In addressing the terms of reference of the inquiry — which includes determining whether LPP should be abrogated, modified or clarified in relation to the investigations of about 40 Commonwealth agencies — she said they are asking broad questions about what is “the underlying rationale for the doctrine”.
“We hope this inquiry will help us engage in those sorts of consultations and discussions those issues, again within the focus of the federal investigatory agencies, to raise things like the competing ideas that are in there — public interests versus private rights, [or] one kind of public interest versus another kind of public interest.”
She said there were several options for abrogating privilege in the various pieces of legislation that affected Commonwealth agencies. It could be that LPP is abrogated for all the investigations of all federal agencies, or their different requirements may mean that each would have to have different stipulations.
“One model would be to abrogate the privilege for all the coercive powers of federal bodies,” an issues paper released by the ALRC states. “Another model would be to assess the appropriate position for abrogating the privilege based on the nature of each piece of legislation and the particular role and functions of the federal body concerned.”
Another alternative would be to maintain the fundamental principles of client legal privilege, but modified to limit its application to a narrower set of circumstances. For instance, the ALRC asks whether the privilege should be available to corporations.

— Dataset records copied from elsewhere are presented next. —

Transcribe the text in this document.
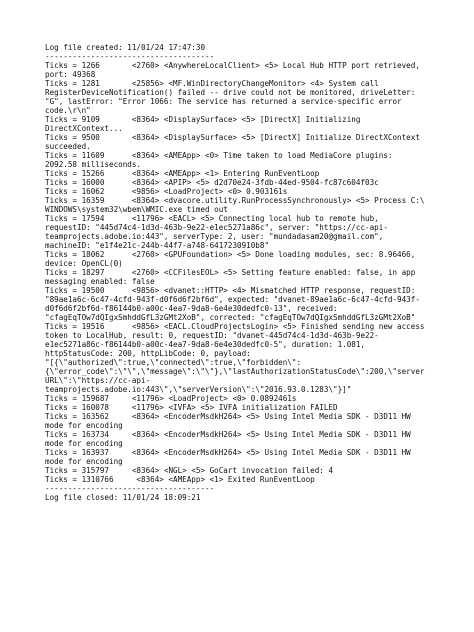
Log file created: 11/01/24 17:47:30
-------------------------------------
Ticks = 1266       <2760> <AnywhereLocalClient> <5> Local Hub HTTP port retrieved,
port: 49368
Ticks = 1281       <25856> <MF.WinDirectoryChangeMonitor> <4> System call
RegisterDeviceNotification() failed -- drive could not be monitored, driveLetter:
"G", lastError: "Error 1066: The service has returned a service-specific error
code.\r\n"
Ticks = 9109       <8364> <DisplaySurface> <5> [DirectX] Initializing
DirectXContext...
Ticks = 9500       <8364> <DisplaySurface> <5> [DirectX] Initialize DirectXContext
succeeded.
Ticks = 11609      <8364> <AMEApp> <0> Time taken to load MediaCore plugins:
2092.58 milliseconds.
Ticks = 15266      <8364> <AMEApp> <1> Entering RunEventLoop
Ticks = 16000      <8364> <APIP> <5> d2d70e24-3fdb-44ed-9504-fc87c604f03c
Ticks = 16062      <9856> <LoadProject> <0> 0.903161s
Ticks = 16359      <8364> <dvacore.utility.RunProcessSynchronously> <5> Process C:\
WINDOWS\system32\wbem\WMIC.exe timed out
Ticks = 17594      <11796> <EACL> <5> Connecting local hub to remote hub,
requestID: "445d74c4-1d3d-463b-9e22-e1ec5271a86c", server: "https://cc-api-
teamprojects.adobe.io:443", serverType: 2, user: "mundadasam20@gmail.com",
machineID: "e1f4e21c-244b-44f7-a748-6417230910b8"
Ticks = 18062      <2760> <GPUFoundation> <5> Done loading modules, sec: 8.96466,
device: OpenCL(0)
Ticks = 18297      <2760> <CCFilesEOL> <5> Setting feature enabled: false, in app
messaging enabled: false
Ticks = 19500      <9856> <dvanet::HTTP> <4> Mismatched HTTP response, requestID:
"89ae1a6c-6c47-4cfd-943f-d0f6d6f2bf6d", expected: "dvanet-89ae1a6c-6c47-4cfd-943f-
d0f6d6f2bf6d-f86144b0-a00c-4ea7-9da8-6e4e30dedfc0-13", received:
"cfagEqTOw7dQIgxSmhddGfL3zGMt2XoB", corrected: "cfagEqTOw7dQIgxSmhddGfL3zGMt2XoB"
Ticks = 19516      <9856> <EACL.CloudProjectsLogin> <5> Finished sending new access
token to LocalHub, result: 0, requestID: "dvanet-445d74c4-1d3d-463b-9e22-
e1ec5271a86c-f86144b0-a00c-4ea7-9da8-6e4e30dedfc0-5", duration: 1.081,
httpStatusCode: 200, httpLibCode: 0, payload:
"[{\"authorized\":true,\"connected\":true,\"forbidden\":
{\"error_code\":\"\",\"message\":\"\"},\"lastAuthorizationStatusCode\":200,\"server
URL\":\"https://cc-api-
teamprojects.adobe.io:443\",\"serverVersion\":\"2016.93.0.1283\"}]"
Ticks = 159687     <11796> <LoadProject> <0> 0.0892461s
Ticks = 160078     <11796> <IVFA> <5> IVFA initialization FAILED
Ticks = 163562     <8364> <EncoderMsdkH264> <5> Using Intel Media SDK - D3D11 HW
mode for encoding
Ticks = 163734     <8364> <EncoderMsdkH264> <5> Using Intel Media SDK - D3D11 HW
mode for encoding
Ticks = 163937     <8364> <EncoderMsdkH264> <5> Using Intel Media SDK - D3D11 HW
mode for encoding
Ticks = 315797     <8364> <NGL> <5> GoCart invocation failed: 4
Ticks = 1310766     <8364> <AMEApp> <1> Exited RunEventLoop
-------------------------------------
Log file closed: 11/01/24 18:09:21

“Other ways in which the privilege could be modified include limiting [its availability] … to certain types of confidential communications, such as advice on representation but not pre-existing documents. Client legal privilege also could be modified to adopt a ‘balancing test’ approach, whereby privilege is not absolute, but can be determined to apply based on a set of public interest criteria.”
As many of those who argue for abrogation of LPP cite the delays and costs it imposes on investigations, Professor Weisbrot said the Commission would also be considering options for non-court procedures to fast track reviews of documents over which privilege is claimed.
However, he pointed out it was more difficult in the federal jurisdiction to use alternative dispute resolution procedures.
“Suggestions have been made that we might be able to have some sort of quicker, cheaper dispute resolution mechanism,” he said.
“In a different world, that would be easier to accomplish. In our particular federal areas, the High Court has made such a strong distinction between administrative, executive action on the one hand, and the exercise of judicial authority on the other it is hard to bring in these other kinds of mechanisms, because the Brandy case and several others have said it either has to be a pure exercise of power or it’s an executive decision.”